Modest Mussorgsky/orch. Ravel, Pictures at an Exhibition 33:59
Had it not been for Mussorgsky’s brilliant piano suite Pictures at an Exhibition (1874), the man who inspired it may very well have been ordained to obscurity. Mussorgsky met the architect and artist Victor Hartmann in 1870, and they became close friends bound by a common artistic goal; Hartmann was at the helm of an architectural movement that aimed to reinterpret the Russian aesthetic in a modern way, and Mussorgsky was one of “The Five,” a group of composers who sought to do the same in music. Hartmann died suddenly, at the age of 39, and Mussorgsky sought to assuage his grief by attending an exhibition of his work the next year. Wandering through the gallery, he was overcome with inspiration: “Hartmann,” he wrote, “is bubbling over, just like Boris [Godunov] did…..ideas, melodies, come to me of their own accord, and I cannot put them down on paper fast enough.” Pictures at an Exhibition was published five years after Mussorgsky’s death, but it was more than a quarter-century later that Ravel’s remarkable orchestration would secure the work a prominent place in the orchestral repertoire. The ten Pictures are linked by interludes (Promenade) depicting Mussorgsky strolling – sometimes purposefully, sometimes sadly – through the exhibition.
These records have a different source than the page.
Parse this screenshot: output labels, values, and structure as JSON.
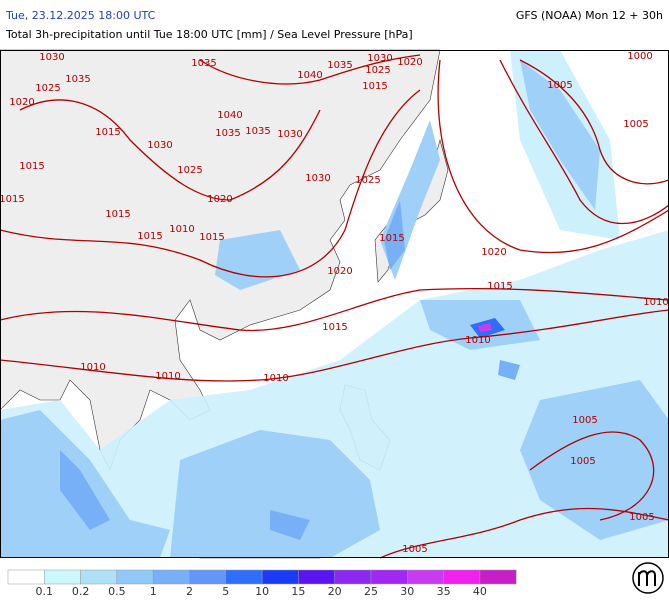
{
  "header": {
    "date": "Tue, 23.12.2025 18:00 UTC",
    "model": "GFS (NOAA) Mon 12 + 30h",
    "title": "Total 3h-precipitation until Tue 18:00 UTC [mm] / Sea Level Pressure [hPa]"
  },
  "isobar_labels": [
    "1030",
    "1035",
    "1025",
    "1020",
    "1015",
    "1015",
    "1015",
    "1030",
    "1025",
    "1035",
    "1040",
    "1035",
    "1035",
    "1030",
    "1040",
    "1035",
    "1030",
    "1025",
    "1020",
    "1015",
    "1030",
    "1025",
    "1020",
    "1015",
    "1010",
    "1015",
    "1015",
    "1015",
    "1020",
    "1020",
    "1015",
    "1010",
    "1010",
    "1015",
    "1010",
    "1010",
    "1010",
    "1005",
    "1000",
    "1005",
    "1005",
    "1005",
    "1005",
    "1005"
  ],
  "legend": {
    "labels": [
      "0.1",
      "0.2",
      "0.5",
      "1",
      "2",
      "5",
      "10",
      "15",
      "20",
      "25",
      "30",
      "35",
      "40"
    ],
    "colors": [
      "#ffffff",
      "#ccf8fc",
      "#aee0f8",
      "#90c8f8",
      "#78b0f8",
      "#6496f8",
      "#2e6ef8",
      "#1a3cf8",
      "#5a14f0",
      "#8c28f0",
      "#a028f0",
      "#c83cf0",
      "#f020f0",
      "#c81ec8"
    ]
  }
}
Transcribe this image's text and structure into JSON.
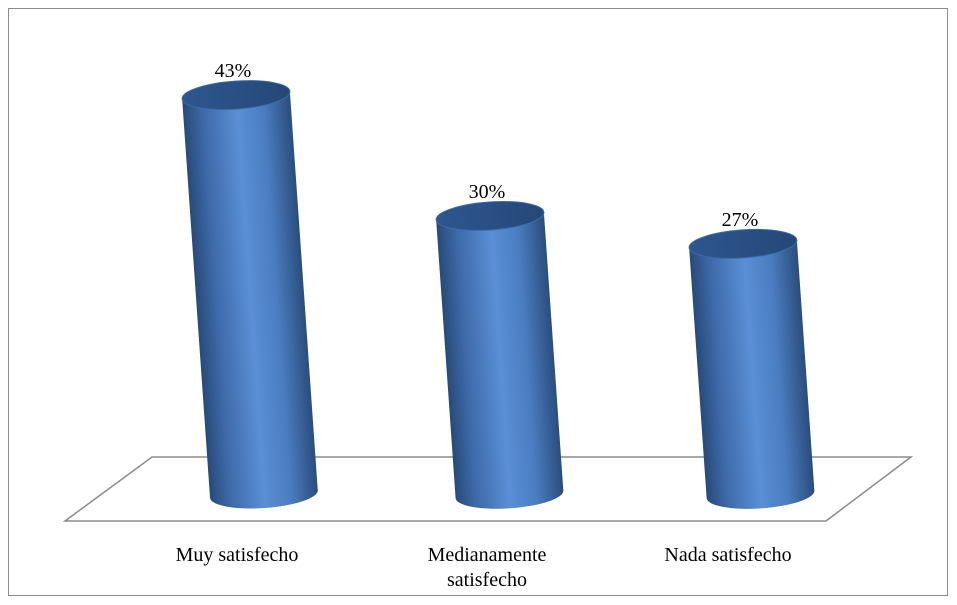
{
  "chart_data": {
    "type": "bar",
    "categories": [
      [
        "Muy satisfecho"
      ],
      [
        "Medianamente",
        "satisfecho"
      ],
      [
        "Nada satisfecho"
      ]
    ],
    "values": [
      43,
      30,
      27
    ],
    "data_labels": [
      "43%",
      "30%",
      "27%"
    ],
    "unit": "%",
    "bar_style": "3d-cylinder",
    "colors": {
      "bar": "#4f81bd",
      "bar_dark": "#2d4f7c",
      "bar_light": "#7ea7dc",
      "floor": "#8c8c8c"
    },
    "grid": false,
    "legend": "none",
    "title": "",
    "xlabel": "",
    "ylabel": ""
  }
}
He interpreted his friend’s images with a healthy dose of artistic license: Gnomus, a toy nutcracker, is cast as an impish creature scurrying about, in contrast to the melancholy, water-colour haze of The Old Castle. Tuileries is a deserted Parisian garden, which Mussorgsky fills with frolicking children, and he sets Hartmann’s Polish country landscape as Bydlo, a cart pulled by oxen, with slow-moving chords and an imposing euphonium melody. The Ballet of the Chicks, a witty musical depiction of a sketch for a ballet costume, is followed by Hartmann’s Two Polish Jews: the wealthy “Goldenberg” (pompous, extravagant strings) and the poor “Schmuÿle” (high, wheedling brass). In Limoges, women quarrel and gossip at the market, while Catacombs is a ghostly depiction of a lantern-led journey beneath the streets of Paris; Mussorgsky called its ominous, minor-key postlude Cum mortuis in lingua mortua – “with the dead in a dead language. ” The Hut on Fowl’ s Legs represents Baba-Yaga, the forest witch of Russian folklore; and The Great Gate of Kiev, Hartmann’s splendid design for a gate to commemorate the attempted assassination of Tsar Alexander II, brings the suite to a close.
Alas, that gate was never built, but Hartmann still considered it his crowning achievement – fittingly, it was in Mussorgsky’s that it came to life.